In August 2023, the WHO held its inaugural Traditional Medicine Global Summit and it estimates around 80% of people in most Asian and African countries rely on traditional medicine for primary healthcare.
In 2024, with investment from the Indian government, the WHO will open its Global Centre for Traditional Medicine to harness its potential. The market for traditional medicine was predicted to reach $115 billion by the end of 2023.
But the industry and the lives of those who rely upon it are threatened by biodiversity loss and climate change.
Saving nature’s pharmacy
“You rely on nature if you want to survive: It gives you food, it gives you water, it gives you trees that will protect the quality of the air you breathe,” says Dr Maria Neira, the WHO’s Director of the Department of Environment, Climate Change and Health.
“It’s common sense: You need to protect what is protecting you. If we don’t, we are the losers, not the planet.”
Conservation is critical to protect the globe’s biodiversity and that means empowering indigenous communities and fostering the sustainable use of plants for medicinal purposes.
In Europe, for example, a team of researchers has recognized the need to “save nature’s pharmacy” – from St John’s Wort for depression, to Calendula to heal wounds – and has teamed up with EthnoHERBS to survey plants in the Balkans and harness their therapeutic potential.
A combination of satellites and big data are being used to monitor the species and mitigate extinction risk.
Dr Spyros Theodoridis of the Senckenberg Biodiversity and Climate Research Centre in Germany says: “I see our model being applied to many medicinal plants such as various species of oregano, orchids and primroses under pressure from climate change and over-collection, contributing to the protection of Europe’s unique and invaluable medicinal ecosystem services.”

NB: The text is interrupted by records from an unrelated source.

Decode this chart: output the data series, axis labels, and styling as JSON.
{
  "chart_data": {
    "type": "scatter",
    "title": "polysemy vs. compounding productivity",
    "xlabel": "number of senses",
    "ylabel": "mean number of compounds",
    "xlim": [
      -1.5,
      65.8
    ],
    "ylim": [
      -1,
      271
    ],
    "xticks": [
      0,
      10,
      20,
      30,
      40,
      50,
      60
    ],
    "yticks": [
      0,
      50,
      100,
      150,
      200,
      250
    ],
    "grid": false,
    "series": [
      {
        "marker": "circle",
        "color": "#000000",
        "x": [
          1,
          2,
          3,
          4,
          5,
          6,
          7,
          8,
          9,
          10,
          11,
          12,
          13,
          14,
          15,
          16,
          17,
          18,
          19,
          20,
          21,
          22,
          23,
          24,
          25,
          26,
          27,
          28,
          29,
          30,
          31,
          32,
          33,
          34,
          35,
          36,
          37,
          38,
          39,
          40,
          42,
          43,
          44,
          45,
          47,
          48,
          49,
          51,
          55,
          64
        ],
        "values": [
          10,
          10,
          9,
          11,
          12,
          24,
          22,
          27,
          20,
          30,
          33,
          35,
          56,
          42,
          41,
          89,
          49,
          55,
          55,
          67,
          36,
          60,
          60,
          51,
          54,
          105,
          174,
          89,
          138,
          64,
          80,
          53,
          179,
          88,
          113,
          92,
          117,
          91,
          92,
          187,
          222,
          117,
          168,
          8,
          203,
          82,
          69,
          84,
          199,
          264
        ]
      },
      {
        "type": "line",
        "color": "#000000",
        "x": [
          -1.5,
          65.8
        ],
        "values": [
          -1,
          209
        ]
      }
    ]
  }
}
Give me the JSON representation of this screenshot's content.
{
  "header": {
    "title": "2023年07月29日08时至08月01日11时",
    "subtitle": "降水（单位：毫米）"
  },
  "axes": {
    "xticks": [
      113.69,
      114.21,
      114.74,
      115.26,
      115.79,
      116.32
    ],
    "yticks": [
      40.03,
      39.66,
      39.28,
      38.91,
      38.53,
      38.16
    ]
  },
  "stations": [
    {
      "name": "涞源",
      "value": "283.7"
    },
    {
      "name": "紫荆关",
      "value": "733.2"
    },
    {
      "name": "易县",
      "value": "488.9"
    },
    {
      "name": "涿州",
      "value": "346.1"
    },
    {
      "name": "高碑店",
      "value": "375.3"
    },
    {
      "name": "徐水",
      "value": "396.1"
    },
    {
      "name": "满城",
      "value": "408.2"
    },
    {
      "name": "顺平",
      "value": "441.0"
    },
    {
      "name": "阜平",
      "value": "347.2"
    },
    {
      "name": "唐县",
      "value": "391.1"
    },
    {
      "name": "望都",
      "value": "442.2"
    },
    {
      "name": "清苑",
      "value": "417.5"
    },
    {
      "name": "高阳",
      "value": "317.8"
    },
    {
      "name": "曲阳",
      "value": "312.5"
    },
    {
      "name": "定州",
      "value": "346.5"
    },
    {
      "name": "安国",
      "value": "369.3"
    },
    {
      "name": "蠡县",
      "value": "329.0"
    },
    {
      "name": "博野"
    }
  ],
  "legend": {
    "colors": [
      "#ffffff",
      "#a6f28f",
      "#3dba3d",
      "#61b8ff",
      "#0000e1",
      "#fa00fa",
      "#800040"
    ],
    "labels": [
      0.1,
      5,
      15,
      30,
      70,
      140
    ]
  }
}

In December 2022, nations agreed to a landmark target of protecting 30% of the Earth’s land and oceans by 2030 at the United Nation’s Biodiversity Conference (COP15).
In January 2023, amid a global health crisis, the World Economic Forum’s Global Health and Healthcare Strategic Outlook set out a vision for 2035, which includes environmental sustainability, and technology and innovation as core pillars.
Innovation in medicine will only be possible if we protect the very source of those medicines – nature itself.